Никто не мог рассмотреть лицо Насти, потому что она всегда низко напускала на лоб свои всклокоченные волосы и, стоя в церкви, отворачивалась от всех молящихся к окну, а на улице нахлобучивала на свою наклоненную голову старую, порыжевшую шляпу.

Она никогда ни на кого не смотрела, почти ни с кем не разговаривала. Только монастырский старичок-священник во время исповеди слышал звук ее голоса.
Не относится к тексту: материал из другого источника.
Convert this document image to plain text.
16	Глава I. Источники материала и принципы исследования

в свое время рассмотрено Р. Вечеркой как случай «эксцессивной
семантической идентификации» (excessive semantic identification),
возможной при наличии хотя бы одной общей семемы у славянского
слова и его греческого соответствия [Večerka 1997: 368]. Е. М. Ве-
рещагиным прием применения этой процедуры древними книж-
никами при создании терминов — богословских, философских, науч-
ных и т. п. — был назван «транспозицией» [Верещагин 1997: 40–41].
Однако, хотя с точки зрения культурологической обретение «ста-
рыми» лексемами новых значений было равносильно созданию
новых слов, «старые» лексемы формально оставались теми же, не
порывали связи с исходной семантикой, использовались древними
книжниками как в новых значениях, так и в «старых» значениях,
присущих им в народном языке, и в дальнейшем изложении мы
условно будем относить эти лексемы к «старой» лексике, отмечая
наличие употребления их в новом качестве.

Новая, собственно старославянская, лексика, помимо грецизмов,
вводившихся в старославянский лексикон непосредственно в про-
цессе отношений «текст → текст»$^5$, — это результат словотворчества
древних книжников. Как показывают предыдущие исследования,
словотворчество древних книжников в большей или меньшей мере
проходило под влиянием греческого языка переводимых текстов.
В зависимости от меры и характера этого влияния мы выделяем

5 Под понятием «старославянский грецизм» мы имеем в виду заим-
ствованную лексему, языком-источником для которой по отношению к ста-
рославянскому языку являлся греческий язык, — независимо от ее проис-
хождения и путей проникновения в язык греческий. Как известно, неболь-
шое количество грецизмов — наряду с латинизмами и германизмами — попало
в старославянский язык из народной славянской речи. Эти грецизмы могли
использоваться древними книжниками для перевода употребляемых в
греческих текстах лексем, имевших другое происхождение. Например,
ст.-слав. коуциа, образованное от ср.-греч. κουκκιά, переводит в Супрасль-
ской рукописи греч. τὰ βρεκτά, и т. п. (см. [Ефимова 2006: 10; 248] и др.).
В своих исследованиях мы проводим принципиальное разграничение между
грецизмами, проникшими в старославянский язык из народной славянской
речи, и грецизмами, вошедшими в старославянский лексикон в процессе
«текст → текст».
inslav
– Молчальница! – шушукались молодые послушницы, заинтересованные таинственной Настенькой.

– Что зря болтаете! – останавливала их мать Варвара, сурово сдвигая брови и сверкая на них своими карими глазами. – Не вашего ума дело! Вовсе не молчальница она, обета такого не давала. Просто не любит говорить, и все тут!

Но где жила Настенька? Многие не верили, что эта слабая женщина, которой было уже под пятьдесят лет, круглый год жила в холодной беседке, построенной кем-то в конце монастырского двора. Беседка была сделана из бревен, с маленьким окошком и старой тесовой дверью.

Настя жила там уже несколько лет, много молилась и почти не зажигала огня. Ела она очень мало, хотя ей приносили из монастырской трапезной обед, а богомолки-почитательницы давали и калачи, и чай, и сахар, даже варенье. Калачи Настя крошила на мелкие кусочки и кормила ими голубей, чай иногда пила, когда монахини приносили кипяток, а варенье отдавала старушкам, которые лежали в монастырской больнице. Денег она не принимала. У нее к ним был необъяснимый страх.

Однажды какая-то богатая купчиха, узнав о Настеньке, пришла к ней в беседку и предложила ей денег на теплую одежду, так как стояли сильные морозы.

– Деньги! – с ужасом простонала Настя. – Нет, избавь Господь! Я боюсь… боюсь денег, не надо!

Впервые она заговорила с жаром, и все увидели ее испуганное лицо.

– Что-то в ее жизни произошло! – сказала купчиха, уходя от Насти.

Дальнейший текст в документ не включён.